Víctor M. Díez: La tarea contraria


El bocado invisible

 

Por muy lejos que digas, nunca dirías

ese lugar que te convierte

en un vecino sin casa.

Alguien que desconoce su lejanía

y se empeña en volver.

 

Aquí, lo que miras tocas

y lo que palpas es camino, cuerpo

que amar. Se vive al pie de la senda,

temblando entre los vivos,

soñando boquiabierto que volverá

otro invierno.

 

El ocaso tricota y zurce al bies

lejos con cerca, tojo con estrella,

crepúsculo al amanecer.

Y lo hace con ese ritmo con que las caballerías

puntean sobre la carretera.

 

Al caer ese sol, su reflejo sube la escalera

renqueante y asustado

como un silencioso animal de casa.

Mientras, alejados y a la mano pastan

potros salvajes,

pétalos en sus prados oblicuos.

Una estampida provocaría,

por pura magia de aquí,

quien soplase las yemas de sus dedos.

 

Las lentas campanadas a muerto

producen apnea al gigante sagrado

e inmóvil, como si fuesen una a una

las últimas gotas de quien desaparece.

                                     Entonces, se agita

el hormiguero y vienen de todos lados

para dar el adiós a su última reina.

Cada familia

es un regato oscuro que se filtra

en el muro mohoso de la iglesia.

 

La casa está lejos y cerca.

Desde la ventana de la cocina

las muchachas

roban moras en las comisuras de la boca del río.

La mirada embelesada de la tribu

finge tirar cabos para tensar su lira imaginaria.

Y un gato recién nacido lame caldebarcos

desde la leña.

 

La bahía es un cuenco imaginario que gorjea

alcohol de alambique en la boca de los marineros.

Ellos hablan de las piernas

arqueadas de una diosa esperando la embestida

de la espuma o cuentan que la luna nueva quedó acostada

sobre un circo

y mesó la tierra con su figura fértil.

 

Muge el faro los días de niebla

o abanica brasas en calma su cola intermitente,

mientras chispean

yemas de luz en el horizonte.

 

Aquí hay un idioma salvaje que no se ha de decir,

se va haciendo. Como si el sacho, el hacha y la fouciña

chocaran en cada murmullo y desbrozaran

relatos para el merodeo de las labores.

Las cosas ocurren a tientas,

como un acarreo sin mesura que no inaugura

nada. Si acaso, un farfullar del viento en las cuestas,

el hueco en una valla de espino,

servidumbres de paso en el idioma íntimo.

Aquí hay un habla salvaje que pellizca las sienes

del forastero.
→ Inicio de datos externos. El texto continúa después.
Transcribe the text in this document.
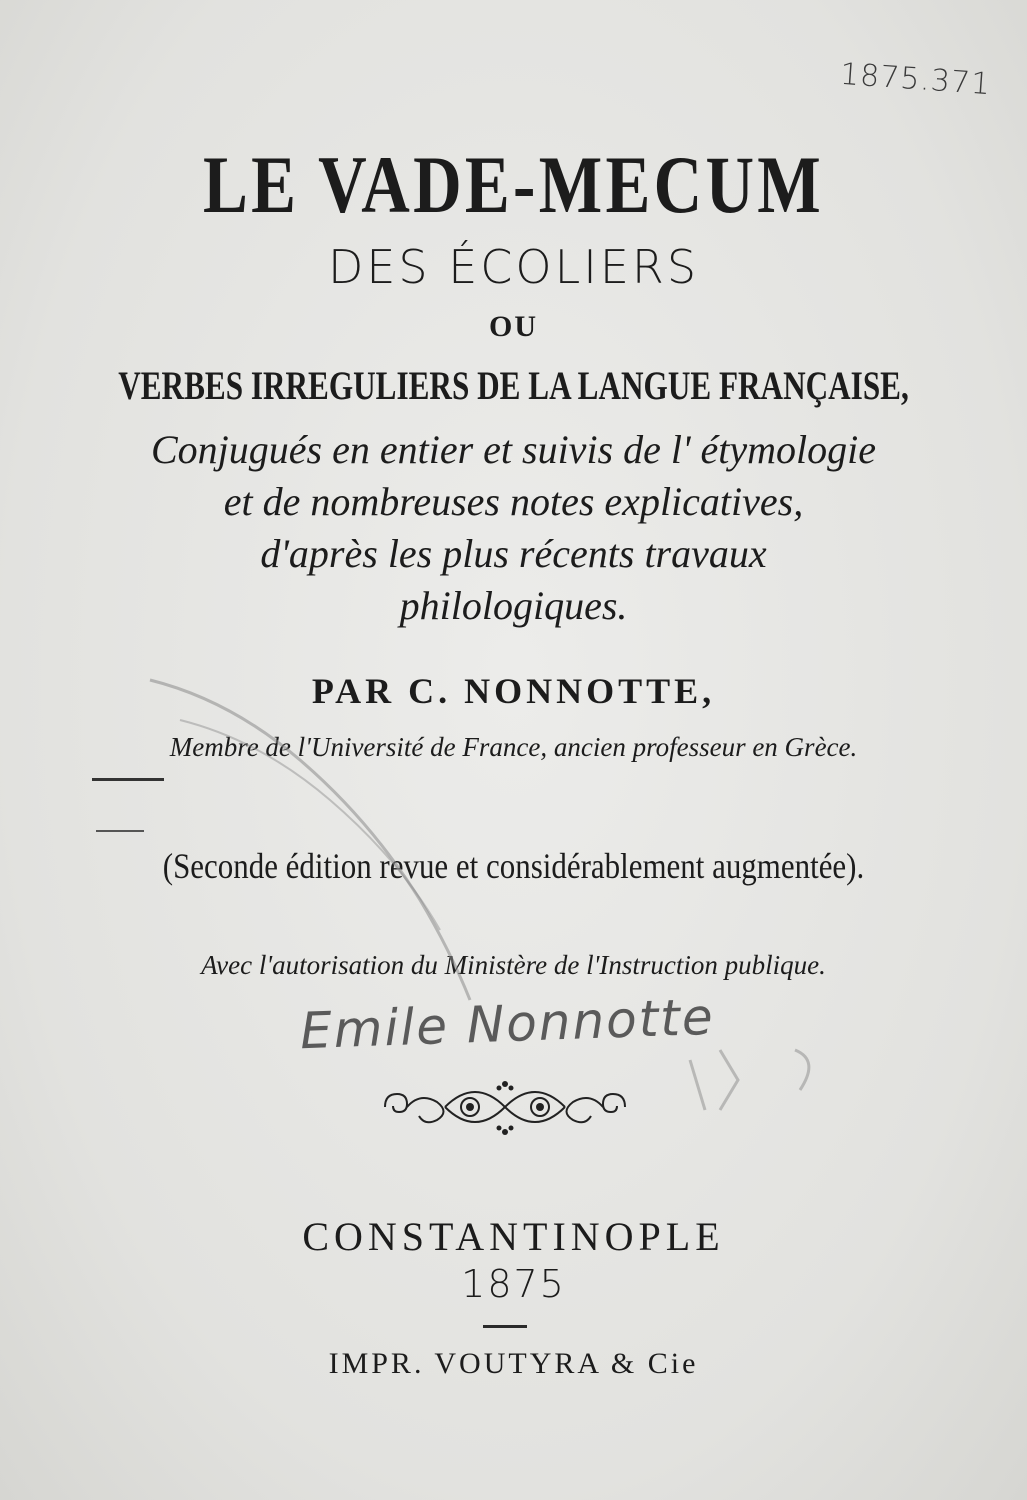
1875.371
LE VADE-MECUM
DES ÉCOLIERS
OU
VERBES IRREGULIERS DE LA LANGUE FRANÇAISE,
Conjugués en entier et suivis de l' étymologie
et de nombreuses notes explicatives,
d'après les plus récents travaux
philologiques.
PAR C. NONNOTTE,
Membre de l'Université de France, ancien professeur en Grèce.
(Seconde édition revue et considérablement augmentée).
Avec l'autorisation du Ministère de l'Instruction publique.
Emile Nonnotte
CONSTANTINOPLE
1875
IMPR. VOUTYRA & Cie
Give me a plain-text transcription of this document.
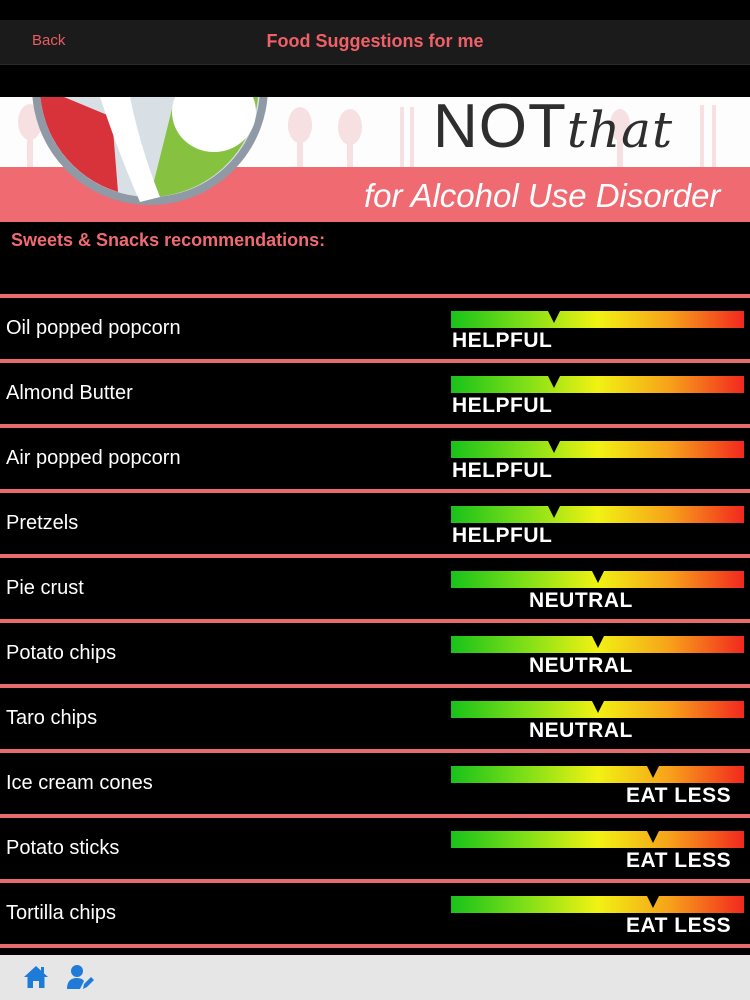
Back	Food Suggestions for me
NOTthat
for Alcohol Use Disorder
Sweets & Snacks recommendations:
Oil popped popcorn
HELPFUL
Almond Butter
HELPFUL
Air popped popcorn
HELPFUL
Pretzels
HELPFUL
Pie crust
NEUTRAL
Potato chips
NEUTRAL
Taro chips
NEUTRAL
Ice cream cones
EAT LESS
Potato sticks
EAT LESS
Tortilla chips
EAT LESS
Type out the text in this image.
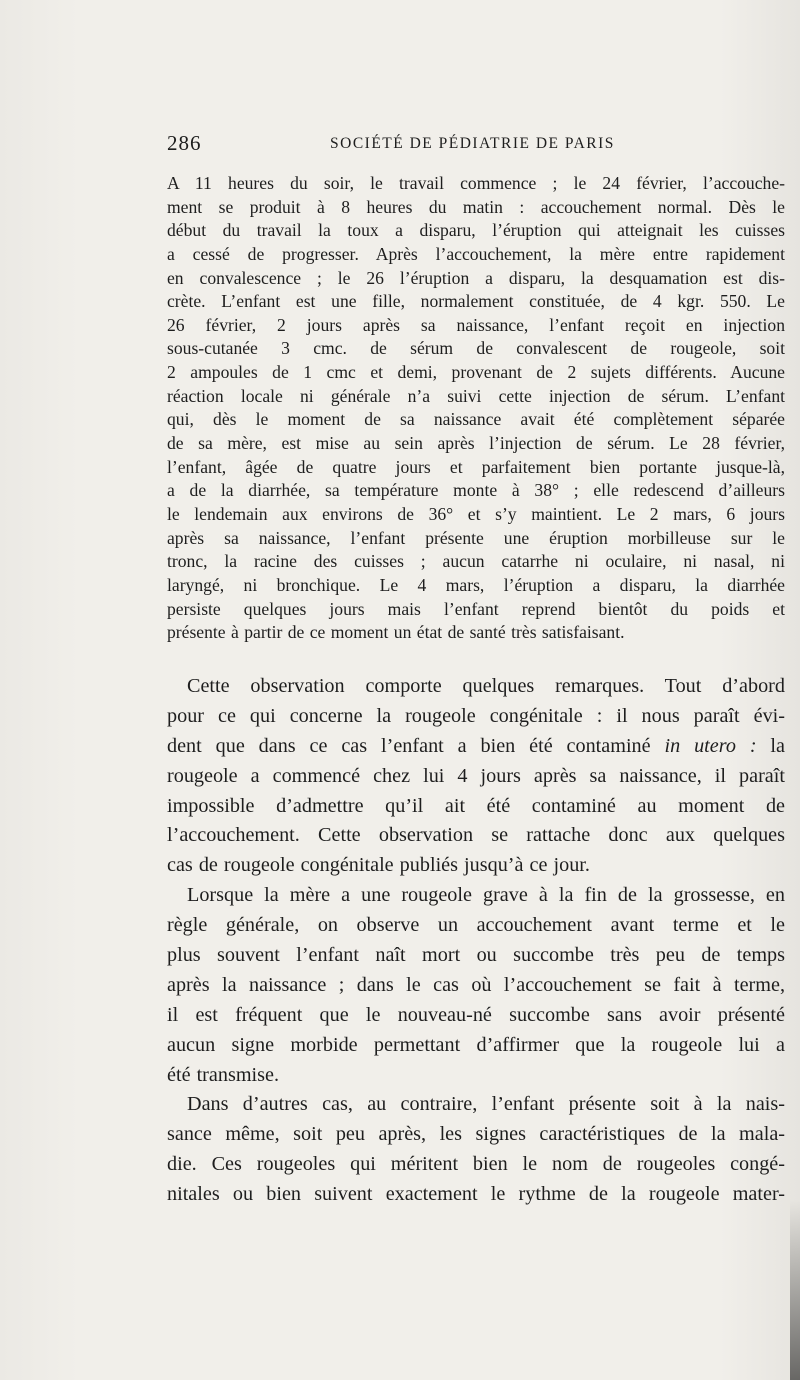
286	SOCIÉTÉ DE PÉDIATRIE DE PARIS
A 11 heures du soir, le travail commence ; le 24 février, l’accouche-
ment se produit à 8 heures du matin : accouchement normal. Dès le
début du travail la toux a disparu, l’éruption qui atteignait les cuisses
a cessé de progresser. Après l’accouchement, la mère entre rapidement
en convalescence ; le 26 l’éruption a disparu, la desquamation est dis-
crète. L’enfant est une fille, normalement constituée, de 4 kgr. 550. Le
26 février, 2 jours après sa naissance, l’enfant reçoit en injection
sous-cutanée 3 cmc. de sérum de convalescent de rougeole, soit
2 ampoules de 1 cmc et demi, provenant de 2 sujets différents. Aucune
réaction locale ni générale n’a suivi cette injection de sérum. L’enfant
qui, dès le moment de sa naissance avait été complètement séparée
de sa mère, est mise au sein après l’injection de sérum. Le 28 février,
l’enfant, âgée de quatre jours et parfaitement bien portante jusque-là,
a de la diarrhée, sa température monte à 38° ; elle redescend d’ailleurs
le lendemain aux environs de 36° et s’y maintient. Le 2 mars, 6 jours
après sa naissance, l’enfant présente une éruption morbilleuse sur le
tronc, la racine des cuisses ; aucun catarrhe ni oculaire, ni nasal, ni
laryngé, ni bronchique. Le 4 mars, l’éruption a disparu, la diarrhée
persiste quelques jours mais l’enfant reprend bientôt du poids et
présente à partir de ce moment un état de santé très satisfaisant.
Cette observation comporte quelques remarques. Tout d’abord
pour ce qui concerne la rougeole congénitale : il nous paraît évi-
dent que dans ce cas l’enfant a bien été contaminé in utero : la
rougeole a commencé chez lui 4 jours après sa naissance, il paraît
impossible d’admettre qu’il ait été contaminé au moment de
l’accouchement. Cette observation se rattache donc aux quelques
cas de rougeole congénitale publiés jusqu’à ce jour.
Lorsque la mère a une rougeole grave à la fin de la grossesse, en
règle générale, on observe un accouchement avant terme et le
plus souvent l’enfant naît mort ou succombe très peu de temps
après la naissance ; dans le cas où l’accouchement se fait à terme,
il est fréquent que le nouveau-né succombe sans avoir présenté
aucun signe morbide permettant d’affirmer que la rougeole lui a
été transmise.
Dans d’autres cas, au contraire, l’enfant présente soit à la nais-
sance même, soit peu après, les signes caractéristiques de la mala-
die. Ces rougeoles qui méritent bien le nom de rougeoles congé-
nitales ou bien suivent exactement le rythme de la rougeole mater-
Lo llaman el lobo de la gente.

 

El meneo del maizal y los brillos de la parra

dan por inaugurado un baile venido de afuera.

Sálvese quien pueda de la hojarasca

del mundo.

Hemos ido y hemos muerto y seguimos vivos

de milagro, subiendo a este refugio

por última vez cada vez.

 

La sal nos proteja,

nos avíe el mar y la piedra secreta

que dejamos de un año para otro

en el planeta oblongo.

 

Una mole que resume todo, nos mira

de reojo. Nos ve partir bajo sospecha,

su bocado es invisible.

 

 (Subiendo a Louredo)

*** 


NOTA BIOGRÁFICA

 

 

Víctor M. Díez. León, 1968.

Reside en su ciudad natal.

Ha colaborado en prensa, revistas, catálogos de pintura, libros de viajes, etc.
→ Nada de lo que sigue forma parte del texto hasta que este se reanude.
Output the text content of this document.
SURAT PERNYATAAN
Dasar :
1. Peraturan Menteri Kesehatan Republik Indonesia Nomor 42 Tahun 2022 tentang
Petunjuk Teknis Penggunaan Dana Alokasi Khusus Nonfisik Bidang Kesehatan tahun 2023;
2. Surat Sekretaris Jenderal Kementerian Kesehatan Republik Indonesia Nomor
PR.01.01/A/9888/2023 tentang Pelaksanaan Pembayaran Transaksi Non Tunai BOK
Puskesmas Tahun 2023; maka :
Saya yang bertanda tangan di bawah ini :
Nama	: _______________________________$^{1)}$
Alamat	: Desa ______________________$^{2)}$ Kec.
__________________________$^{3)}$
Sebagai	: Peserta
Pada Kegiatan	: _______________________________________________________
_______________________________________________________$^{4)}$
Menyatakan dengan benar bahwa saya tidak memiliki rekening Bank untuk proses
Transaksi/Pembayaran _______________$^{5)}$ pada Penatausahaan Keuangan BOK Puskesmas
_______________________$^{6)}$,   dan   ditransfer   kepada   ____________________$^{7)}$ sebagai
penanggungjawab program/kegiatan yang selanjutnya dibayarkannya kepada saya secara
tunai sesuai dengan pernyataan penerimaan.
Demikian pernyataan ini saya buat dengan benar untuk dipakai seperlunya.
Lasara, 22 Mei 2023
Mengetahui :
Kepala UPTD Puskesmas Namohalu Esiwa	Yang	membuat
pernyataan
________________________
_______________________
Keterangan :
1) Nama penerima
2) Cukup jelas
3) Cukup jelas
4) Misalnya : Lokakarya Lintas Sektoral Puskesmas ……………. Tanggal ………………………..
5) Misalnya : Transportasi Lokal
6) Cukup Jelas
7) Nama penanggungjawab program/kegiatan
Entre sus poemarios más conocidos se encuentran:

Evaporado va, Oído en tierra, Ser no represenable, Voz fuera de campo, Funeral celeste, Discurso privado o Todo lo zurdo.
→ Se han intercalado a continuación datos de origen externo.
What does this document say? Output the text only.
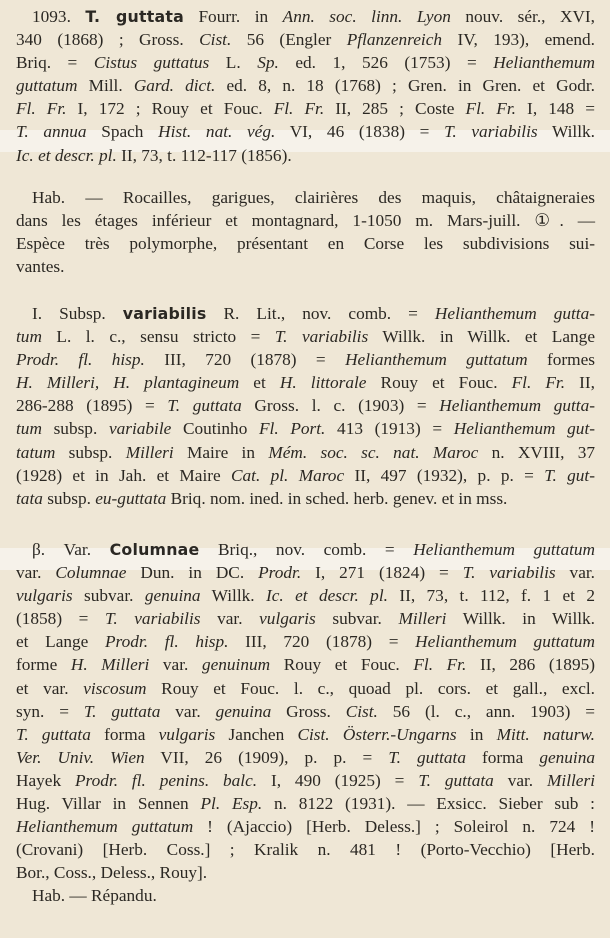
1093. T. guttata Fourr. in Ann. soc. linn. Lyon nouv. sér., XVI,
340 (1868) ; Gross. Cist. 56 (Engler Pflanzenreich IV, 193), emend.
Briq. = Cistus guttatus L. Sp. ed. 1, 526 (1753) = Helianthemum
guttatum Mill. Gard. dict. ed. 8, n. 18 (1768) ; Gren. in Gren. et Godr.
Fl. Fr. I, 172 ; Rouy et Fouc. Fl. Fr. II, 285 ; Coste Fl. Fr. I, 148 =
T. annua Spach Hist. nat. vég. VI, 46 (1838) = T. variabilis Willk.
Ic. et descr. pl. II, 73, t. 112-117 (1856).
Hab. — Rocailles, garigues, clairières des maquis, châtaigneraies
dans les étages inférieur et montagnard, 1-1050 m. Mars-juill. ①. —
Espèce très polymorphe, présentant en Corse les subdivisions sui-
vantes.
I. Subsp. variabilis R. Lit., nov. comb. = Helianthemum gutta-
tum L. l. c., sensu stricto = T. variabilis Willk. in Willk. et Lange
Prodr. fl. hisp. III, 720 (1878) = Helianthemum guttatum formes
H. Milleri, H. plantagineum et H. littorale Rouy et Fouc. Fl. Fr. II,
286-288 (1895) = T. guttata Gross. l. c. (1903) = Helianthemum gutta-
tum subsp. variabile Coutinho Fl. Port. 413 (1913) = Helianthemum gut-
tatum subsp. Milleri Maire in Mém. soc. sc. nat. Maroc n. XVIII, 37
(1928) et in Jah. et Maire Cat. pl. Maroc II, 497 (1932), p. p. = T. gut-
tata subsp. eu-guttata Briq. nom. ined. in sched. herb. genev. et in mss.
β. Var. Columnae Briq., nov. comb. = Helianthemum guttatum
var. Columnae Dun. in DC. Prodr. I, 271 (1824) = T. variabilis var.
vulgaris subvar. genuina Willk. Ic. et descr. pl. II, 73, t. 112, f. 1 et 2
(1858) = T. variabilis var. vulgaris subvar. Milleri Willk. in Willk.
et Lange Prodr. fl. hisp. III, 720 (1878) = Helianthemum guttatum
forme H. Milleri var. genuinum Rouy et Fouc. Fl. Fr. II, 286 (1895)
et var. viscosum Rouy et Fouc. l. c., quoad pl. cors. et gall., excl.
syn. = T. guttata var. genuina Gross. Cist. 56 (l. c., ann. 1903) =
T. guttata forma vulgaris Janchen Cist. Österr.-Ungarns in Mitt. naturw.
Ver. Univ. Wien VII, 26 (1909), p. p. = T. guttata forma genuina
Hayek Prodr. fl. penins. balc. I, 490 (1925) = T. guttata var. Milleri
Hug. Villar in Sennen Pl. Esp. n. 8122 (1931). — Exsicc. Sieber sub :
Helianthemum guttatum ! (Ajaccio) [Herb. Deless.] ; Soleirol n. 724 !
(Crovani) [Herb. Coss.] ; Kralik n. 481 ! (Porto-Vecchio) [Herb.
Bor., Coss., Deless., Rouy].
Hab. — Répandu.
Su antología Maldito baile obligatorio, puede encontrarse en Liliputienses.

También es actor y autor teatral de las piezas: Aquí en la tierra y (212) Medea.

Habitual de la escena performativa y musical, ha pertenecido a colectivos improvisatorios como En crudo, Blanca doble o SIN RED.

En la actualidad, mantiene un dúo antro-poético-musical, llamado caja baja, junto a Rodrigo Martínez.

Como conocido agitador cultural y creador de decenas de programas, suele defenderse diciendo: 'Tengo la manía de montar telares'.